A partir de là, l'adolescent se met à dévorer tous les grands textes contemporains, fréquente les bouquinistes et un bibliomane distingué, Fernand Touré, qu'il publiera du reste quelques années plus tard. Un passage chez Armand Colin, puis, quatre ans plus tard, chez un libraire de livres anciens, lui offrent de quoi naviguer mieux encore dans le monde du livre, et l'occasion de se monter une "petite bibliothèque" respectable.

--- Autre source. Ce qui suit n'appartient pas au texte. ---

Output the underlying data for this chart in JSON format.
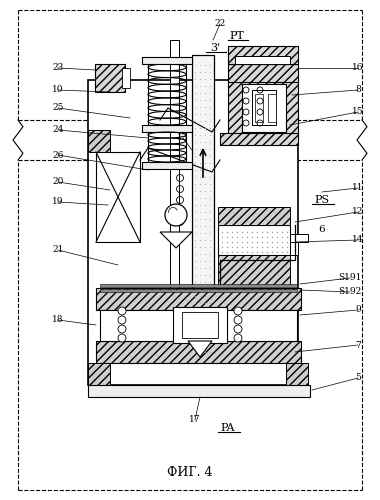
{
  "title": "ФИГ. 4",
  "background": "#ffffff",
  "PT_label": "PT",
  "3p_label": "3'",
  "PS_label": "PS",
  "PA_label": "PA",
  "fig_label": "ФИГ. 4"
}
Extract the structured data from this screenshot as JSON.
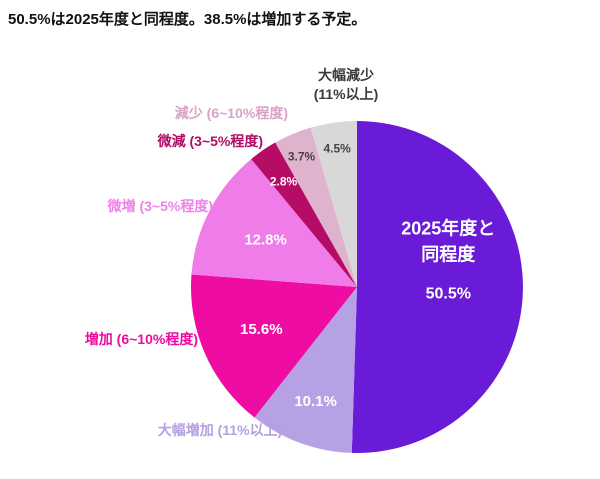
{
  "title": "50.5%は2025年度と同程度。38.5%は増加する予定。",
  "chart_data": {
    "type": "pie",
    "title": "50.5%は2025年度と同程度。38.5%は増加する予定。",
    "legend_position": "outside-labels",
    "total": 100.0,
    "slices": [
      {
        "key": "same-as-2025",
        "label": "2025年度と同程度",
        "inner_lines": [
          "2025年度と",
          "同程度"
        ],
        "value": 50.5,
        "percent_text": "50.5%",
        "color": "#6a1bd8",
        "pct_color": "#ffffff",
        "label_color": "#6a1bd8",
        "pct_r": 0.55
      },
      {
        "key": "large-increase",
        "label": "大幅増加 (11%以上)",
        "value": 10.1,
        "percent_text": "10.1%",
        "color": "#b6a1e4",
        "pct_color": "#ffffff",
        "label_color": "#b49fe2",
        "pct_r": 0.73
      },
      {
        "key": "increase",
        "label": "増加 (6~10%程度)",
        "value": 15.6,
        "percent_text": "15.6%",
        "color": "#ee0ca3",
        "pct_color": "#ffffff",
        "label_color": "#ec0ba0",
        "pct_r": 0.63
      },
      {
        "key": "slight-increase",
        "label": "微増 (3~5%程度)",
        "value": 12.8,
        "percent_text": "12.8%",
        "color": "#f07cea",
        "pct_color": "#ffffff",
        "label_color": "#ef82ea",
        "pct_r": 0.62
      },
      {
        "key": "slight-decrease",
        "label": "微減 (3~5%程度)",
        "value": 2.8,
        "percent_text": "2.8%",
        "color": "#b50d66",
        "pct_color": "#ffffff",
        "label_color": "#b10b67",
        "pct_r": 0.78
      },
      {
        "key": "decrease",
        "label": "減少 (6~10%程度)",
        "value": 3.7,
        "percent_text": "3.7%",
        "color": "#dfb3cd",
        "pct_color": "#444444",
        "label_color": "#d8a3c6",
        "pct_r": 0.86
      },
      {
        "key": "large-decrease",
        "label": "大幅減少\n(11%以上)",
        "value": 4.5,
        "percent_text": "4.5%",
        "color": "#d8d8d8",
        "pct_color": "#444444",
        "label_color": "#3a3a3a",
        "pct_r": 0.85
      }
    ]
  }
}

C'est courant février 1972 qu'Edmond Thomas, déjà faiseur d'une revue de poésie ronéotée, décide qu'il est grand temps de mettre les voiles en solitaire. Ce sera Bassac, où l'attire son ami Jean-Paul Louis, des éditions du Lérot. La ronéo de Plein Chant - lorsqu'il a choisi cette enseigne, Thomas ne savait pas encore qu'il s'installerait dans une cour abbatiale longtemps hantée par les dominicains - tourne bientôt pour des plumes à peu près inconnues, dont celle d'Henri-Simon Faure et de quelques poètes qui gravitaient autour de la revue la Tour de feu (à Jarnac). En 1978, le rejoint Georges Monti, qui s'ennuyait un peu à Clermont-Ferrand, et ils s'apprennent mutuellement le métier d'imprimeur sur une offset fatiguée. Ils publient Armand Robin, alors complètement oublié, et toute la presse en parle.

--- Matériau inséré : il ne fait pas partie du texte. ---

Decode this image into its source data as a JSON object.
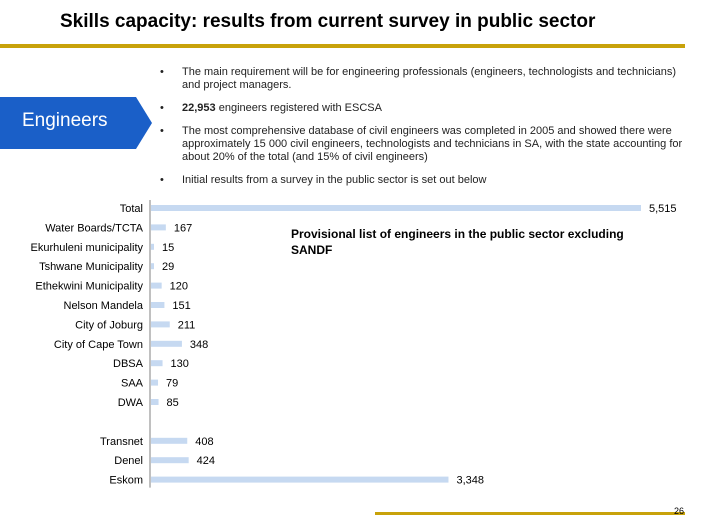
{
  "title": "Skills capacity: results from current survey in public sector",
  "engineers_label": "Engineers",
  "bullets": [
    {
      "bold": "",
      "text": "The main requirement will be for engineering professionals (engineers, technologists and technicians) and project managers."
    },
    {
      "bold": "22,953",
      "text": " engineers registered with ESCSA"
    },
    {
      "bold": "",
      "text": "The most comprehensive database of civil engineers was completed in 2005 and showed there were approximately 15 000 civil engineers, technologists and technicians in SA, with the state accounting for about 20% of the total (and 15% of civil engineers)"
    },
    {
      "bold": "",
      "text": "Initial results from a survey in the public sector is set out below"
    }
  ],
  "callout": "Provisional list of engineers in the public sector excluding SANDF",
  "page_number": "26",
  "colors": {
    "accent": "#c8a20a",
    "engineers_box": "#1a5fc8",
    "bar": "#c6d9f1"
  },
  "chart_data": {
    "type": "bar",
    "orientation": "horizontal",
    "title": "",
    "xlabel": "",
    "ylabel": "",
    "xlim": [
      0,
      5515
    ],
    "grid": false,
    "categories": [
      "Total",
      "Water Boards/TCTA",
      "Ekurhuleni municipality",
      "Tshwane Municipality",
      "Ethekwini Municipality",
      "Nelson Mandela",
      "City of Joburg",
      "City of Cape Town",
      "DBSA",
      "SAA",
      "DWA",
      "",
      "Transnet",
      "Denel",
      "Eskom"
    ],
    "values": [
      5515,
      167,
      15,
      29,
      120,
      151,
      211,
      348,
      130,
      79,
      85,
      null,
      408,
      424,
      3348
    ],
    "value_labels": [
      "5,515",
      "167",
      "15",
      "29",
      "120",
      "151",
      "211",
      "348",
      "130",
      "79",
      "85",
      "",
      "408",
      "424",
      "3,348"
    ]
  }
}
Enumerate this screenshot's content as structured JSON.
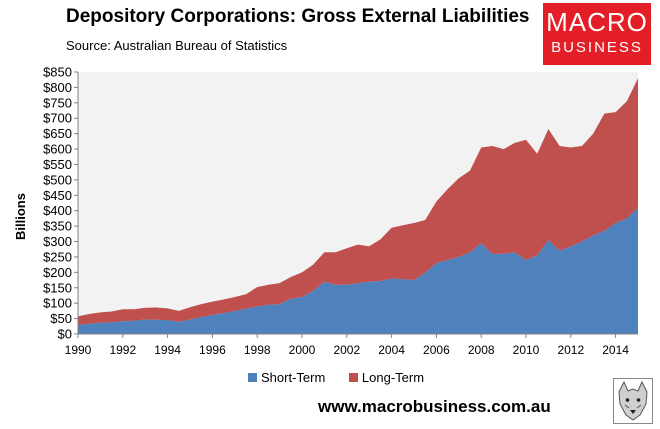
{
  "header": {
    "title": "Depository Corporations: Gross External Liabilities",
    "subtitle": "Source: Australian Bureau of Statistics"
  },
  "logo": {
    "line1": "MACRO",
    "line2": "BUSINESS"
  },
  "website": "www.macrobusiness.com.au",
  "colors": {
    "short_term": "#4f81bd",
    "long_term": "#c0504d",
    "plot_bg": "#f2f2f2",
    "logo_bg": "#e41e26"
  },
  "chart_data": {
    "type": "area",
    "stacked": true,
    "ylabel": "Billions",
    "ylim": [
      0,
      850
    ],
    "yticks": [
      "$0",
      "$50",
      "$100",
      "$150",
      "$200",
      "$250",
      "$300",
      "$350",
      "$400",
      "$450",
      "$500",
      "$550",
      "$600",
      "$650",
      "$700",
      "$750",
      "$800",
      "$850"
    ],
    "xlim": [
      1990,
      2015
    ],
    "xticks": [
      "1990",
      "1992",
      "1994",
      "1996",
      "1998",
      "2000",
      "2002",
      "2004",
      "2006",
      "2008",
      "2010",
      "2012",
      "2014"
    ],
    "legend_position": "bottom",
    "x": [
      1990,
      1990.5,
      1991,
      1991.5,
      1992,
      1992.5,
      1993,
      1993.5,
      1994,
      1994.5,
      1995,
      1995.5,
      1996,
      1996.5,
      1997,
      1997.5,
      1998,
      1998.5,
      1999,
      1999.5,
      2000,
      2000.5,
      2001,
      2001.5,
      2002,
      2002.5,
      2003,
      2003.5,
      2004,
      2004.5,
      2005,
      2005.5,
      2006,
      2006.5,
      2007,
      2007.5,
      2008,
      2008.5,
      2009,
      2009.5,
      2010,
      2010.5,
      2011,
      2011.5,
      2012,
      2012.5,
      2013,
      2013.5,
      2014,
      2014.5,
      2015
    ],
    "series": [
      {
        "name": "Short-Term",
        "values": [
          30,
          33,
          37,
          38,
          42,
          43,
          47,
          46,
          45,
          40,
          47,
          55,
          62,
          68,
          75,
          82,
          90,
          95,
          97,
          115,
          120,
          140,
          170,
          160,
          160,
          165,
          170,
          172,
          180,
          178,
          175,
          200,
          230,
          240,
          250,
          265,
          295,
          260,
          260,
          265,
          240,
          255,
          305,
          270,
          285,
          300,
          320,
          335,
          360,
          375,
          410
        ]
      },
      {
        "name": "Long-Term",
        "values": [
          27,
          32,
          33,
          35,
          38,
          37,
          38,
          40,
          38,
          35,
          40,
          42,
          43,
          44,
          45,
          47,
          62,
          65,
          68,
          70,
          80,
          85,
          95,
          105,
          118,
          125,
          115,
          135,
          165,
          175,
          185,
          170,
          200,
          230,
          255,
          265,
          310,
          350,
          340,
          355,
          390,
          330,
          360,
          340,
          320,
          310,
          330,
          380,
          360,
          380,
          420
        ]
      }
    ]
  }
}
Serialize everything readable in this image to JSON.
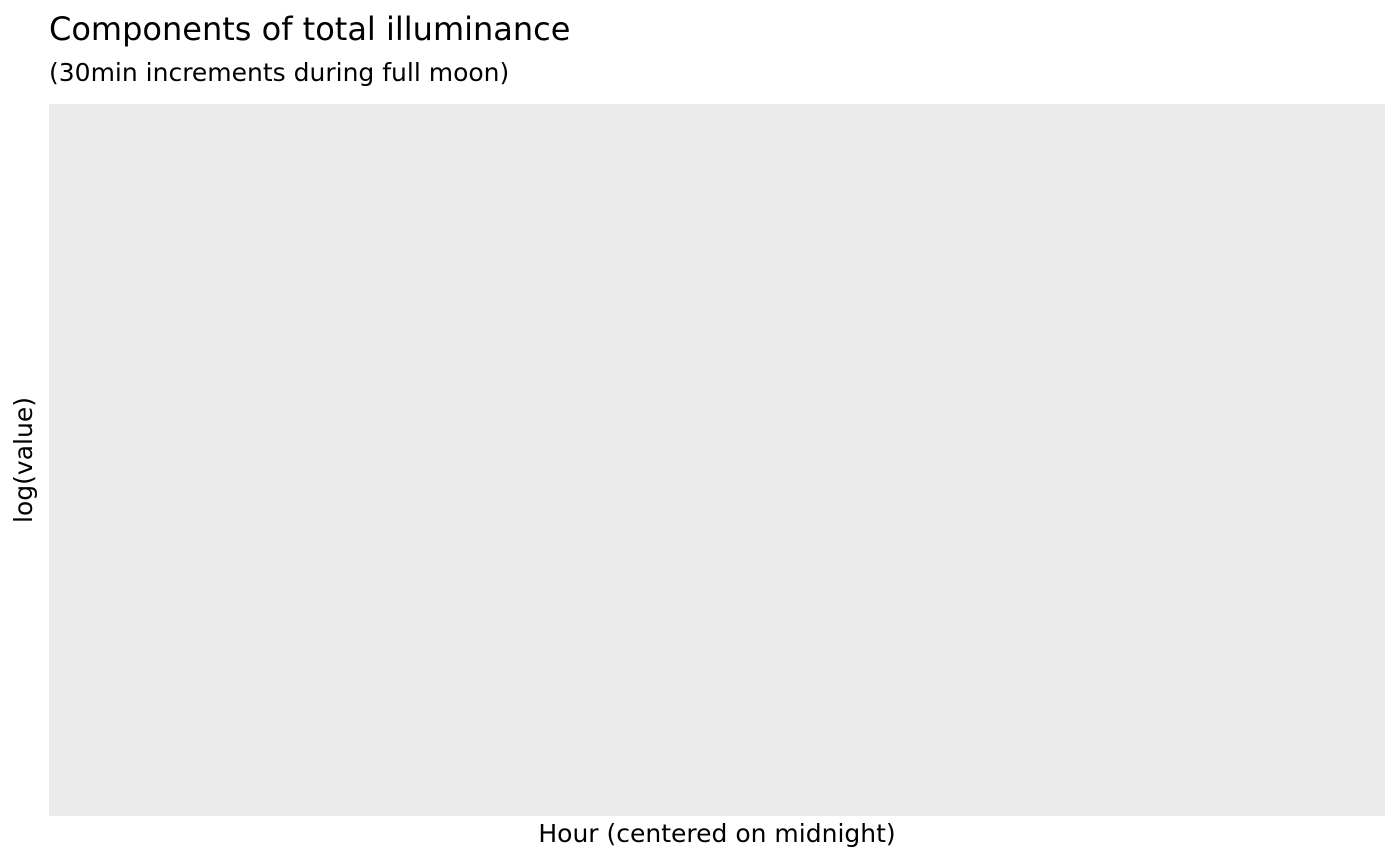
{
  "chart_data": {
    "type": "line",
    "title": "Components of total illuminance",
    "subtitle": "(30min increments during full moon)",
    "xlabel": "Hour (centered on midnight)",
    "ylabel": "log(value)",
    "series": [],
    "grid": false,
    "colors": {
      "panel_background": "#ebebeb",
      "page_background": "#ffffff"
    }
  }
}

Depuis Robin, Edmond Thomas n'a guère bénéficié d'une telle attention, exception faite des ouvrages de Louis Scutenaire et de la correspondance croisée de Nodier et Hugo. Pourtant, son catalogue, d'un éclectisme revendiqué, regorge de petites merveilles, qui dépasse à peine les mille exemplaires. S'y côtoient des auteurs confidentiels ou peu médiatisés, de récits ou de poèmes, tels que Joël Cornuault, Laurent Grisel, Etienne Collet, Marius Noguès...; des classiques scandinaves ignorés en France, tels que Tarjei Vesaas, Veijo Meri ou Stig Claesson ; des écrivains issus du peuple, ou intéressés à l'expression prolétarienne : Marcel Martinet, Henry Poulaille, Emile Guillaumin... (collection "Voix d'en bas" ; dont une somme en trois volumes menée par Philippe Bouquet, la Bêche et la Plume) ; ou encore des oulipiens et autres pataphysiciens, tels que Jean Queval, André Blavier et Michel Ohl dont il a publié, notamment, l'An Pinay (collection "La Tête reposée", dirigée par Pierre Ziegelmeyer).

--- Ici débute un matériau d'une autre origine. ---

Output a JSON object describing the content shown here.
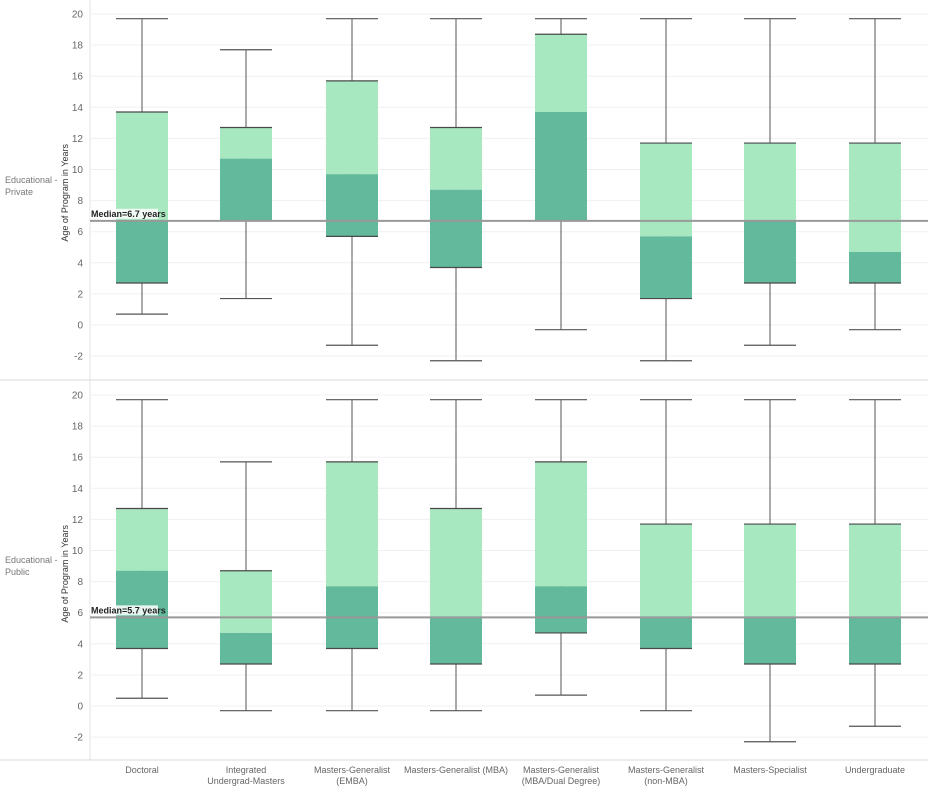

Plein Chant fut aussi une revue littéraire trimestrielle : sous son titre ont paru entre 1971 et 2016 des numéros de Varia, comprenant des textes en prose et en vers. Certains numéros collectifs spéciaux sont remarquables, tels ceux consacrés à Louis Guilloux, Stig Dagerman, John Cowper Powys, le poète tchèque Vladimir Holan ou le dadaïste Clément Pansaers.
Plein Chant fêtera en février 2022 ses cinquante années d'existence. Les projets ne font toujours pas défaut et, l'on s'en doute, les difficultés relèvent surtout, après les incertitudes liées à la crise sanitaire, du manque de temps (beaucoup d'éditeurs-clients à satisfaire) et des faibles moyens matériels et financiers. Edmond Thomas est parfois tourmenté, mais il ne pourrait, bien sûr, pas vivre autrement. Hommage lui soit rendu ici, en ces temps difficiles pour l'édition.
Les commentaires sont fermés.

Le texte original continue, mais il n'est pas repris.